Tout en se montrant bon joueur, le Collège des Médecins du Québec déplore la façon «cavalière» dont l'Ordre des pharmaciens du Québec procède pour obtenir des pouvoirs accrus auprès de sa clientèle. Dans un communiqué diffusé en fin d'après-midi, hier, le Collège reproche aux pharmaciens d'avoir préparé un projet de loi sans le «consulter et en contournant» le comité où siègent les deux ordres professionnels.

Il y a quelques semaines, l'Ordre des pharmaciens a demandé au gouvernement de modifier la loi pour permettre l'adaptation d'une ordonnance dans certaines situations, d'administrer un médicament, de prescrire et d'interpréter des analyses en laboratoire, et de prendre en charge certains problèmes de santé. Le ministre de la Santé, Yves Bolduc, s'est déjà montré ouvert aux demandes des pharmaciens, mais selon nos informations, il aurait demandé aux pharmaciens de s'entendre tout d'abord avec le Collège des médecins du Québec.

Entente partielle

Le Collège explique donc qu'il appuie «depuis longtemps» les deux premières demandes de l'Ordre des pharmaciens du Québec, à savoir celles concernant les ordonnances et médicaments, et «ne voit pas d'inconvénient à adopter des dispositions législatives pour les permettre.» Mais les négociations achoppent au sujet des tests en laboratoire et du traitement de certaines maladies.
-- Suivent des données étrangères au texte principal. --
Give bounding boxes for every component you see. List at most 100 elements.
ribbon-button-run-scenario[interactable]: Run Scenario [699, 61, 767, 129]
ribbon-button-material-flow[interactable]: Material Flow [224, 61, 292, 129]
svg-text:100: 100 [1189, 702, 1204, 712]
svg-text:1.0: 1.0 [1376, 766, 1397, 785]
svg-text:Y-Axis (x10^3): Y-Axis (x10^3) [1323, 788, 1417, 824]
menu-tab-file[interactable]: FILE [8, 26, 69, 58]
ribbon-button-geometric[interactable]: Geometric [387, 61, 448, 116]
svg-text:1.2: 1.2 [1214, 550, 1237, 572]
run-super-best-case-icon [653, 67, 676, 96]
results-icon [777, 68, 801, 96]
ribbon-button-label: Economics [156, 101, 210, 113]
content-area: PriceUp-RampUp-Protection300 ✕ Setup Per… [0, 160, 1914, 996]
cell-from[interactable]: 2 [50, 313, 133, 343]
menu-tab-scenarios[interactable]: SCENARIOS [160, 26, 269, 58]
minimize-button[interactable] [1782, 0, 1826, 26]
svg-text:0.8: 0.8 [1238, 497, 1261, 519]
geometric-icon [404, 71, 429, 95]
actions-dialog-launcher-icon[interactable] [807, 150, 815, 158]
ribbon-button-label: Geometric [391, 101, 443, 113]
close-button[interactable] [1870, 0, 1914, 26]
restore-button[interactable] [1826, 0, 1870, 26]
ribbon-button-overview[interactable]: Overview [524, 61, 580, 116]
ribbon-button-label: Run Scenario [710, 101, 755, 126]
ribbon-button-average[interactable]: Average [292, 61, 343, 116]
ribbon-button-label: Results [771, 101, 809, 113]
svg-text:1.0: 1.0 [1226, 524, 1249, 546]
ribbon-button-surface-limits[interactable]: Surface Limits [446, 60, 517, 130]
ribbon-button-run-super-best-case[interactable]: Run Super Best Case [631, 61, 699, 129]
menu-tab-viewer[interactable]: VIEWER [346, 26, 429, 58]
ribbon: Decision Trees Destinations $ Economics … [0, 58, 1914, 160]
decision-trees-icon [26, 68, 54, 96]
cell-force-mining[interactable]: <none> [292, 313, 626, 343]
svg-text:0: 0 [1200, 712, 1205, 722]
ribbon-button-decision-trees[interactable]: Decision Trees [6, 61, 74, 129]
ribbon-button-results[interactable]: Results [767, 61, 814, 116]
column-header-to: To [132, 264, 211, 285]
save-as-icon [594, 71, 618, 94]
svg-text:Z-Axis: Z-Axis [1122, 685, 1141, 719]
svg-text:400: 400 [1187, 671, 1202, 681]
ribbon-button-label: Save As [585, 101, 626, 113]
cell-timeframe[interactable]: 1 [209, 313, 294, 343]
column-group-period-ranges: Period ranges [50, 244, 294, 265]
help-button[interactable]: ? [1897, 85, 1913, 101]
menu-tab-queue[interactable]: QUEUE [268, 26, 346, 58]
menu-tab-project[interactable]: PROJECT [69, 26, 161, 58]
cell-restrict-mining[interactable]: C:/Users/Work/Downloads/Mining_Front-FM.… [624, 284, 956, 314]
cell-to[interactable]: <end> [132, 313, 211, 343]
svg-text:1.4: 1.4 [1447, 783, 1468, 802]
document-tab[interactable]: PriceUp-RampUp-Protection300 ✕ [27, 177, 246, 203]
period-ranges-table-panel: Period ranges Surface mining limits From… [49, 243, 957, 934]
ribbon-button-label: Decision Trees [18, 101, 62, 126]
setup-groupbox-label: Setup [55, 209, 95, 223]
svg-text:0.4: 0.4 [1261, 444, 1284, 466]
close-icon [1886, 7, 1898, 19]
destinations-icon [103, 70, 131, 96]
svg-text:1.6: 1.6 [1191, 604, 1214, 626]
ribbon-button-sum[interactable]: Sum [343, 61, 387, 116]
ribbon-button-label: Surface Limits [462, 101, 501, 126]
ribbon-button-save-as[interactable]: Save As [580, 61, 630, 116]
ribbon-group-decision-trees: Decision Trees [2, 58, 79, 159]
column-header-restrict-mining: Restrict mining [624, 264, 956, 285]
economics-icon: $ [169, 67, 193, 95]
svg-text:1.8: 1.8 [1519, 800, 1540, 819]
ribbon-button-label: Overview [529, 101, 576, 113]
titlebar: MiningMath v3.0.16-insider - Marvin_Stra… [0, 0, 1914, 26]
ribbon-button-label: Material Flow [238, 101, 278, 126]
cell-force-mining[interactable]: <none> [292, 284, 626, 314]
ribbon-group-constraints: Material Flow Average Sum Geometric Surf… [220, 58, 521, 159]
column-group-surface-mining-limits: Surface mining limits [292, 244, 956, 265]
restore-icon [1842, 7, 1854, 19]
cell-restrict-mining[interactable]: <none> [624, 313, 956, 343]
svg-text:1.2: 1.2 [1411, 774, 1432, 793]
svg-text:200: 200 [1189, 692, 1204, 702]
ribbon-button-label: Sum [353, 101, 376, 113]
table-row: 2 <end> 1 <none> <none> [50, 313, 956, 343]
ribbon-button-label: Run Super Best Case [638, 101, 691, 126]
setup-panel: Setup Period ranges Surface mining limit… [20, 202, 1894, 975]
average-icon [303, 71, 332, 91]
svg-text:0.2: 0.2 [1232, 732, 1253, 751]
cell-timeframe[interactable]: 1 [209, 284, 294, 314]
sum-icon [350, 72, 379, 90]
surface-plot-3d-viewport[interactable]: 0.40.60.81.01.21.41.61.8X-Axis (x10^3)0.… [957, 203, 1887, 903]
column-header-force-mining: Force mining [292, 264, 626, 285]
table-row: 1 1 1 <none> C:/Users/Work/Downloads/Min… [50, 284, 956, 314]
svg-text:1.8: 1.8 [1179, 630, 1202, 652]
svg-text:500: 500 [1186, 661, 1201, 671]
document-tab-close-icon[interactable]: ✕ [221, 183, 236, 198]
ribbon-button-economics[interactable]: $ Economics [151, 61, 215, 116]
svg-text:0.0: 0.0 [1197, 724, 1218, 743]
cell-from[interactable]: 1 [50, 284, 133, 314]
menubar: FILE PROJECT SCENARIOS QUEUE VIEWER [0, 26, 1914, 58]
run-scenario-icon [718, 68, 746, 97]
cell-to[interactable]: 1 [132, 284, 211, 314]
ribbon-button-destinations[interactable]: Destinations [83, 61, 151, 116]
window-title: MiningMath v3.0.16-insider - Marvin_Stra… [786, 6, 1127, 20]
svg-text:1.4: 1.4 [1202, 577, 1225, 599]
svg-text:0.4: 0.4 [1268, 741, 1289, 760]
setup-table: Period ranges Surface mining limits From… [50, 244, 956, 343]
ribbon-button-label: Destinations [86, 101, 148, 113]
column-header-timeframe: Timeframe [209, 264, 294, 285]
À ce sujet, on explique que les mécanismes d'assurance qualité des examens devront être précisés, surtout si c'est le pharmacien lui-même, en dehors d'un hôpital, qui effectue l'analyse.

Quant à la dernière demande, le Collège estime qu'elle nécessite des discussions additionnelles puisque la proposition actuelle de l'Ordre des pharmaciens du Québec «repose dans tous les cas sur l'autodiagnostic du patient». On ajoute qu'il y a une ouverture pour les produits favorisant la cessation tabagique ou l'administration d'acide folique aux femmes enceintes. Mais le Collège ne manque pas de souligner qu'en s'immisçant dans le champ diagnostique et du traitement, «le pharmacien sort de son niveau de formation et se place en situation potentielle de conflit d'intérêts.»

Le président du Collège Dr Charles Bernard, appuyé par ses collègues, estime enfin qu'il n'y a pas d'urgence à adopter un projet de loi. Selon lui, des dispositions similaires dans d'autres provinces n'ont pas eu les effets escomptés sur l'accès aux soins de première ligne.

Cette sortie du Collège coïncide avec celle du Parti québécois, cette semaine, qui s'est prononcé en faveur des demandes des pharmaciens. Le dossier devient une «patate chaude» qui risque de soulever la colère des pharmaciens, et de retomber dans les mains du ministre.